All old disunion pas’d away,
Shout, shout, from shore
to shore,
We’ve found our Fatherland at last,
We’ll never lose it more.
Another
from Freiligrath:—
Up
Germany! and God with thee!
The die is cast! we go;
Heart-rending though the thoughts must be
Of all the blood must
flow!
Yet heavenwards let thy lances soar,
Victorious shalt thou
be
Grand, glorious, free as ne’er before;
Hurrah, my Germany!
The
character of the German people is deeply marked in these
ballads. The strain running through them all is that
of defence—duty to home a[n]d Fatherland:—
For
wife and child, for hearth and home,
For all things dear below,
To guard them all we gladly come
And dare the furious foe!
For German speech and German right,
And homely German life
For all we hold good, dear and bright,
Hurrah! we court the strife.
How
different the French verses of the same kind.
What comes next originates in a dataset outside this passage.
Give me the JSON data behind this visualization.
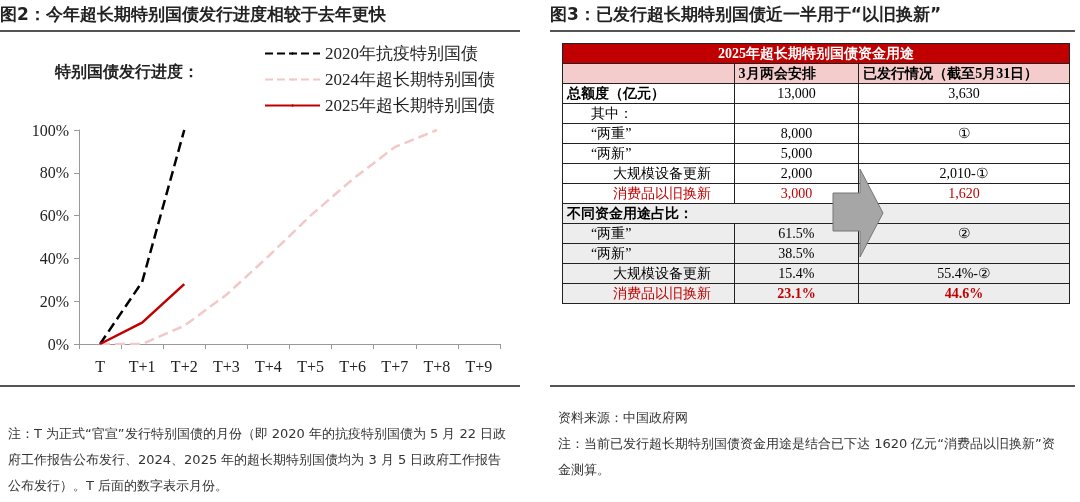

In them
all is victory, glory, ruin to the foe—the sanguinary
fervour of the Marseillaise. Such, too, is the distinction
between German and French courage,—the one grounded
on duty and affection, the other on egotism—the one
rapid and violent, like a flash of gunpowder; the other
as Carlyle describes, burning long and steadily like
the fire of the anthracite coal. The Frenchman fights
well when glory is to be got by it—his onset is terrible;
but short lived in case of repulse. When the eyes of
the world are not upon him he is not worth much. The
German is bidden to stand by the Rhine, his Jordan,
the sacred river, until death in defense of wife and
child and country—and he will stay there.
What
a fine definition of true courage is that of Ernst Moritz.
"A brave soldier will not boast himself for the
sake of worldly fame, nor be puffed up with vanity,
but faithfulness to his Fatherland will be his brightest
glory, and a quiet courage his highest ornament. ["]
In
many of the ballads there is a strong religious feeling,
especially in those of Schenkendorf and Arndt, a spirit
of devotion in perfect harmony with the character of
their courage. For instance:—
Now
rise up from your earthly couch,
Ye sleepers, with the
day!
Already all our tethered steeds
Their early greeting neigh!
Our weapons glisten brightly
In morning’s rosy breath,
As we wake from dreams of laurels
And pass to thoughts of
death.
O
God, in grace abounding,
Look down from heaven
afar!
Thou callest forth our legions,
Thou marshallest our war.
Uphold us by thy presence,
This day beside us be;
For thine, O Lord, the banners are,
And Thine the victory.
Strange
and unusual is the pathetic spirit which runs through
some of these. Instance the little verse translated
thus:—
Dawn
of day, dawn of day!
To death thou showest me the way:
For when the bugles loudly blow,
Full soon will I be lying low,
With
many a comrade true.
These
songs are said to be as popular with the German soldiers
as any— shewing, perhaps, the deep, true basis of the
courage of those who sing them—men who fight and die,
often looking upon the pathetic side of the matter.